Some elements of the Fusion AI engine. Credit: Lucidworks

“That’s not something you just throw into a database and put into a tableau,” Hayes explains. “We’re aggregating lots of multi-structured information. We’re having to sift and rank that information to determine what the most relevant pieces are.”

To ensure that aggregated data is relevant to the end-user, Lucidworks made its first acquisition last year. It bought Twigkit, a software startup out of Iceland that specializes in user experiences for enterprise-grade search and big data applications, for an undisclosed amount.

Raising Money for the Future

Lucidworks has technically raised about $59 million since it was founded about a decade ago in 2007 and last took in $6 million debt financing in 2016. However, Hayes says he hit the reset button when he took the reins in 2014, so the official war chest stands at about $23 million. The shuffle makes Lucidworks a Series D company playing in a Series B ballpark, as it prepares to raise a new round of money. Its $21 million Series D raise in 2015 included Allegis Capital, Shasta Ventures and Granite Ventures.

Retail is one of the key business applications of Fusion.
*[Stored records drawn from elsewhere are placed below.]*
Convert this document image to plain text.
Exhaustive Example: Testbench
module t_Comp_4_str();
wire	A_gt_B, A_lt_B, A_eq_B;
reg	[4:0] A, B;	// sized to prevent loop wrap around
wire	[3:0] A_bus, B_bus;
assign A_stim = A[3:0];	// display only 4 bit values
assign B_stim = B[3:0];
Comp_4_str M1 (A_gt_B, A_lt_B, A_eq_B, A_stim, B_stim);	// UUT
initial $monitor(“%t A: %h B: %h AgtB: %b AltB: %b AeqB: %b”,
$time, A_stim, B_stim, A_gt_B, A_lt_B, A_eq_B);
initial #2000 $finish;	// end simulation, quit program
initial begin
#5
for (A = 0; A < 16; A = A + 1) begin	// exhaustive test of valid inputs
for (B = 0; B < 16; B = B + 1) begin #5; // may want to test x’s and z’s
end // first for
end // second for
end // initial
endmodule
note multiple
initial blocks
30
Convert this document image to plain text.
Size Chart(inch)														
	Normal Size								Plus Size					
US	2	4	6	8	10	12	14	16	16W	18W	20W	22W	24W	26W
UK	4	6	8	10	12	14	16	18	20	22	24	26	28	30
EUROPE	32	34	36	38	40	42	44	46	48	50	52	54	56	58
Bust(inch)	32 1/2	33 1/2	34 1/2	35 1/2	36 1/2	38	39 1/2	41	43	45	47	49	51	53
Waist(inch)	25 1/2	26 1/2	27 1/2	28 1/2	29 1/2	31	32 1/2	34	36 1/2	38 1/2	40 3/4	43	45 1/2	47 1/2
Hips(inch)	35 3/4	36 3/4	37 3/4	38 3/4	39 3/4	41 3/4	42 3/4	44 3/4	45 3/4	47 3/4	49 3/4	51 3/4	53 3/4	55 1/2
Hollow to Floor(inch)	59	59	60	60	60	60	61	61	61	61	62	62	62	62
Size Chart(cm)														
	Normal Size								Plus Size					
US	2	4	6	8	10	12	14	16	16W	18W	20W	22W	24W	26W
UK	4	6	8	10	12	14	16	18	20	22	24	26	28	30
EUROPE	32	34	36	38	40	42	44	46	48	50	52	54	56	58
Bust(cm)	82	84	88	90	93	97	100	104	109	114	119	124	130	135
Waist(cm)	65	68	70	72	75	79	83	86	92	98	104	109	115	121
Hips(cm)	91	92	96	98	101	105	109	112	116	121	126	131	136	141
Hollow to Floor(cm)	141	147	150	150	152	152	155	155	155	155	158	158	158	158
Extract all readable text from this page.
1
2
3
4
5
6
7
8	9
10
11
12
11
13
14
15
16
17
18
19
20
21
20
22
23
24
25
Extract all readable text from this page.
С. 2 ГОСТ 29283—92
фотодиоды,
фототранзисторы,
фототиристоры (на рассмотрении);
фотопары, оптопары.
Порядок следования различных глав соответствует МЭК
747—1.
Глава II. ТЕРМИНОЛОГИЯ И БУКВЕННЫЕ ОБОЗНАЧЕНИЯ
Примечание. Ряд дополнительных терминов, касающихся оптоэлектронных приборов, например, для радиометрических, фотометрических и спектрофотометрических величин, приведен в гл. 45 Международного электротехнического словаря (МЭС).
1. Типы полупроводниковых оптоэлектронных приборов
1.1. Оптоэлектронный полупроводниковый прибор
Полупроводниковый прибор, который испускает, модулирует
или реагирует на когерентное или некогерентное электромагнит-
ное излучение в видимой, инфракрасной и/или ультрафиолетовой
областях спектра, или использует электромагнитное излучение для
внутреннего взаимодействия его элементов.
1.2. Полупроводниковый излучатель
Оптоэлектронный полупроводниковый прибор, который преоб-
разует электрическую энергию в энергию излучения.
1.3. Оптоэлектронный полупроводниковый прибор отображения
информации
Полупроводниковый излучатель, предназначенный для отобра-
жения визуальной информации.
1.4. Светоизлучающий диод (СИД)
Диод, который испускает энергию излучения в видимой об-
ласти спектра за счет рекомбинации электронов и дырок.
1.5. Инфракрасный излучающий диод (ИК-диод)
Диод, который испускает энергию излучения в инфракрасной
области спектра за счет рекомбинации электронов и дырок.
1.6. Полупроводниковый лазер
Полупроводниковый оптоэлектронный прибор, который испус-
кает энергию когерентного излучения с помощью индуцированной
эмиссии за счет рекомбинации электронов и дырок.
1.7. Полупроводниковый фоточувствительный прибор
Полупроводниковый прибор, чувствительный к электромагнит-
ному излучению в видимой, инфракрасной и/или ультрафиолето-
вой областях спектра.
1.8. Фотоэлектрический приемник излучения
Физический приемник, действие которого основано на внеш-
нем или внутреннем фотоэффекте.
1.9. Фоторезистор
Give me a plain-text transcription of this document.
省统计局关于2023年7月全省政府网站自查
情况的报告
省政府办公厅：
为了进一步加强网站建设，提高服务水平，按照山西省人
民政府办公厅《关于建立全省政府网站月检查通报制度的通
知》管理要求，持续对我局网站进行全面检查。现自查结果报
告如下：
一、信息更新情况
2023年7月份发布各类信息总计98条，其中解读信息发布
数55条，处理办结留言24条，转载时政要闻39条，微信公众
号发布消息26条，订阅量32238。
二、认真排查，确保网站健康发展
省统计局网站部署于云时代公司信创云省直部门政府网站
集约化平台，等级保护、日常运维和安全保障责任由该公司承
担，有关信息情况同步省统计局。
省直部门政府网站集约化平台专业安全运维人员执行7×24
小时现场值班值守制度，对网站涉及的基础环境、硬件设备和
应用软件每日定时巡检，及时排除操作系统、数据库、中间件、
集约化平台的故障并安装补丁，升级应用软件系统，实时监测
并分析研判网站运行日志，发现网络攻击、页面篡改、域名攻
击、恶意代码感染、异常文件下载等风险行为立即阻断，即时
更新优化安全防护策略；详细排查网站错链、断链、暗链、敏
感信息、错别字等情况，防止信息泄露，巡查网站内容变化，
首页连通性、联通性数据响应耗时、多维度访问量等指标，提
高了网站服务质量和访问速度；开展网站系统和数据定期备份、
Credit: Lucidworks

Hayes didn’t provide too many details on the new round, but did say Lucidworks would raise at least $20 million in what is shaping out to be an oversubscribed round. While the company is looking to grow, Hayes says Lucidworks wants to maintain “practical growth”.

“We’re a unique value prop for [Silicon] Valley, and that’s reflected in the interest,” he says. “We look like a Series B company on paper, so we’re undercapitalized, undervalued.”

The 150-person company is also not losing money, and it expects to break-even as its fiscal year comes to a close this month, so raising money when you’re not desperate seems to attract more investors.

“I’ve been on the other side, where it’s not so much of a party,” Hayes says.

We’ll continue to follow Lucidworks to see if the good times keep on rolling.